1. FaRM must recover data at new backups for a region to ensure that it can tolerate f replica failures in the future. 2. Each machine sends REGIONS-ACTIVE msg to CM when all regions for which it is primary become active. The CM sends a ALL-REGIONS-ACTIVE to all machines in the config after receiving all those msg. FaRM begins data recovery for new backups. 3. Recovered object need to be examined before being copied to the backup.(Version Comparison).

SLIDE 34

Recovering allocator state

1. FaRM allocator splits region into blocks(1MB) and keeps metadata called block headers. 2. Block header consists object size and slab free list and replicated to backups when a new block is allocated. (Ensure availability after failure) 3. After a failure, slab free lists are recovered on the new primary by scanning objects in the region.

SLIDE 35

Evaluation

SLIDE 36

Setup

Testbed: 90 machines used for a FaRM and 5 machines for a replicated ZooKeeper. Machine spec: 256GB of DRAM and two 8-core Intel E5-2650 CPUs running Window Server 2012 R2. Hyper-threading are enabled and the first 30 threads for the foreground work and the remaining 2 threads for the lease manager. FaRM Config: 1 primary and 2 backups with a lease time of 10ms.

SLIDE 37

Benchmarks

TATP (Telecommunication Application Transaction Processing): 1. %70 of the operations are single-row lookup by using FaRM’s lock free reads (no commit phase). 2. %10 of the operations read 2-4 rows and require validation during the commit phase. 3. %20 of the operations are updates and require full commit protocol.
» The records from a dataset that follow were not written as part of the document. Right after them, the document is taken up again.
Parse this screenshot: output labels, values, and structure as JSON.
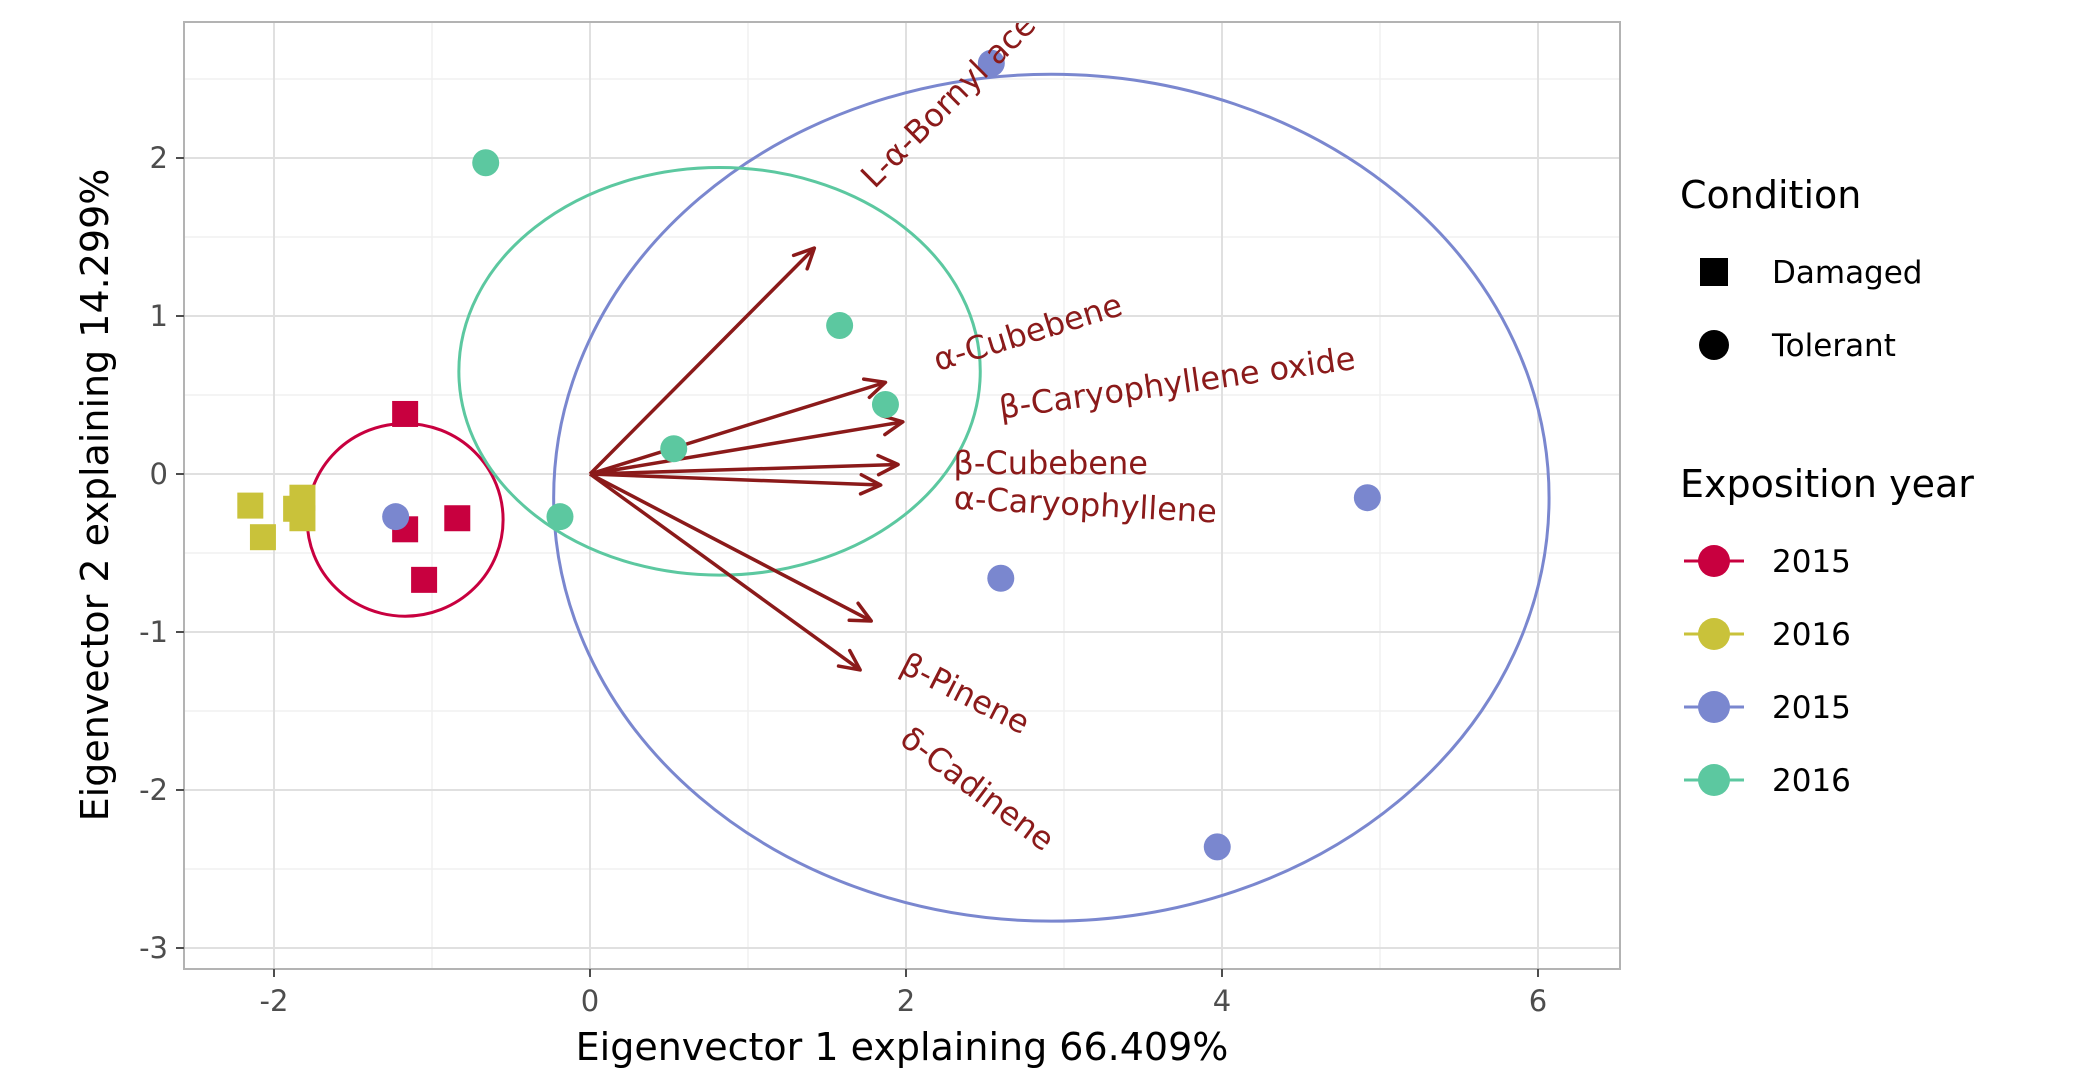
{
  "chart_data": {
    "type": "scatter",
    "title": "",
    "xlabel": "Eigenvector 1 explaining 66.409%",
    "ylabel": "Eigenvector 2 explaining 14.299%",
    "xlim": [
      -2.6,
      6.5
    ],
    "ylim": [
      -3.1,
      2.85
    ],
    "x_ticks": [
      "-2",
      "0",
      "2",
      "4",
      "6"
    ],
    "y_ticks": [
      "-3",
      "-2",
      "-1",
      "0",
      "1",
      "2"
    ],
    "grid": true,
    "legend_position": "right",
    "legends": [
      {
        "title": "Condition",
        "entries": [
          {
            "label": "Damaged",
            "shape": "square"
          },
          {
            "label": "Tolerant",
            "shape": "circle"
          }
        ]
      },
      {
        "title": "Exposition year",
        "entries": [
          {
            "label": "2015",
            "color": "#c8003f"
          },
          {
            "label": "2016",
            "color": "#c9c23a"
          },
          {
            "label": "2015",
            "color": "#7a87cf"
          },
          {
            "label": "2016",
            "color": "#5cc8a0"
          }
        ]
      }
    ],
    "groups": [
      {
        "condition": "Damaged",
        "year": "2015",
        "color": "#c8003f",
        "shape": "square",
        "points": [
          [
            -1.17,
            0.38
          ],
          [
            -1.17,
            -0.35
          ],
          [
            -0.84,
            -0.28
          ],
          [
            -1.05,
            -0.67
          ]
        ],
        "ellipse": {
          "center": [
            -1.17,
            -0.29
          ],
          "radius_x": 0.62,
          "radius_y": 0.61
        }
      },
      {
        "condition": "Damaged",
        "year": "2016",
        "color": "#c9c23a",
        "shape": "square",
        "points": [
          [
            -2.15,
            -0.2
          ],
          [
            -2.07,
            -0.4
          ],
          [
            -1.82,
            -0.15
          ],
          [
            -1.82,
            -0.28
          ],
          [
            -1.86,
            -0.22
          ]
        ]
      },
      {
        "condition": "Tolerant",
        "year": "2015",
        "color": "#7a87cf",
        "shape": "circle",
        "points": [
          [
            -1.23,
            -0.27
          ],
          [
            2.54,
            2.6
          ],
          [
            4.92,
            -0.15
          ],
          [
            2.6,
            -0.66
          ],
          [
            3.97,
            -2.36
          ]
        ],
        "ellipse": {
          "center": [
            2.92,
            -0.15
          ],
          "radius_x": 3.15,
          "radius_y": 2.68
        }
      },
      {
        "condition": "Tolerant",
        "year": "2016",
        "color": "#5cc8a0",
        "shape": "circle",
        "points": [
          [
            -0.66,
            1.97
          ],
          [
            1.58,
            0.94
          ],
          [
            1.87,
            0.44
          ],
          [
            0.53,
            0.16
          ],
          [
            -0.19,
            -0.27
          ]
        ],
        "ellipse": {
          "center": [
            0.82,
            0.65
          ],
          "radius_x": 1.65,
          "radius_y": 1.29
        }
      }
    ],
    "loadings": {
      "color": "#8b1a1a",
      "origin": [
        0,
        0
      ],
      "vectors": [
        {
          "label": "L-α-Bornyl acetate",
          "end": [
            1.42,
            1.43
          ],
          "label_at": [
            1.8,
            1.8
          ],
          "label_angle": -45
        },
        {
          "label": "α-Cubebene",
          "end": [
            1.87,
            0.58
          ],
          "label_at": [
            2.2,
            0.65
          ],
          "label_angle": -17
        },
        {
          "label": "β-Caryophyllene oxide",
          "end": [
            1.98,
            0.33
          ],
          "label_at": [
            2.6,
            0.35
          ],
          "label_angle": -8
        },
        {
          "label": "β-Cubebene",
          "end": [
            1.95,
            0.06
          ],
          "label_at": [
            2.3,
            0.0
          ],
          "label_angle": 0
        },
        {
          "label": "α-Caryophyllene",
          "end": [
            1.84,
            -0.07
          ],
          "label_at": [
            2.3,
            -0.22
          ],
          "label_angle": 3
        },
        {
          "label": "β-Pinene",
          "end": [
            1.78,
            -0.93
          ],
          "label_at": [
            1.95,
            -1.25
          ],
          "label_angle": 27
        },
        {
          "label": "δ-Cadinene",
          "end": [
            1.71,
            -1.24
          ],
          "label_at": [
            1.95,
            -1.7
          ],
          "label_angle": 37
        }
      ]
    }
  }
}
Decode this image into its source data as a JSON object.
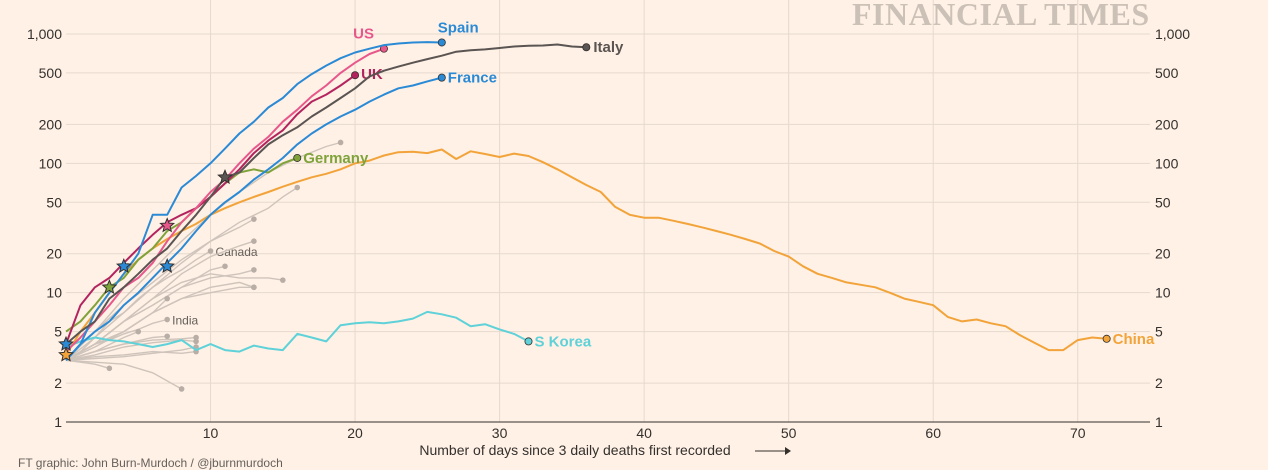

TPCC, a well known benchmark with complex transactions that access hundreds of rows.

SLIDE 38

Normal case performance(Failur e-free)

TATP: 140 million TATP transaction per second with 58 us median latency and 645 us 99th percentile latency. (Outperforms published TATP results for Hekaton) TPCC: Forms up 4.5 million “new” transaction per second with median latency of 808 us and 99th percentile latency of 1.9ms. (Throughput is 17x higher than Silo without logging)

SLIDE 39

Failures

TATP: Throughput drops sharply at the failure but recover rapidly(40ms) and have some dips because of skewed access in the benchmark. TPCC: Regain most of throughput in less than 50ms and that all regions become active shortly after that.

SLIDE 40

Failures

TPCC: Regain most of throughput in less than 50ms and that all regions become active shortly after that.

SLIDE 41

Failing the CM

Recovery is slower than when a non-CM process fails because the increasing reconfiguration time: from 20 ms to 97 ms.

SLIDE 42

Distribution of recovery times

Same process time to regain throughput when use smaller data set. Median recovery time: Around 50 ms More than %70 executions have recovery time less than 100 ms.

SLIDE 43

Related work

1. RAMCloud: Does not support multi-object transaction where FaRM supports, takes too long for recovery where FaRM just use tens of a milliseconds of a failure. 2. Spanner: Use 2f+1 replicas compared to FaRM’s f+1, and sends more messages to commit than FaRM. 3. Silo: Storage is local and thus availability is lost when the machine fails, FaRM also achieves higher throughput and lower latency than Silo.

SLIDE 44

Conclusion

1. Transaction make it easier to program distributed systems but many systems avoid them or weaker their consistency to improve availability and performance. 2. FaRM is a distributed main memory computing platform for modern data centers that provides strictly serializable transactions with high throughput, low latency, and high availability. 3. FaRM can also recover from a machine failure back to providing peak throughput in less than 50 ms , making failures transparent to applications.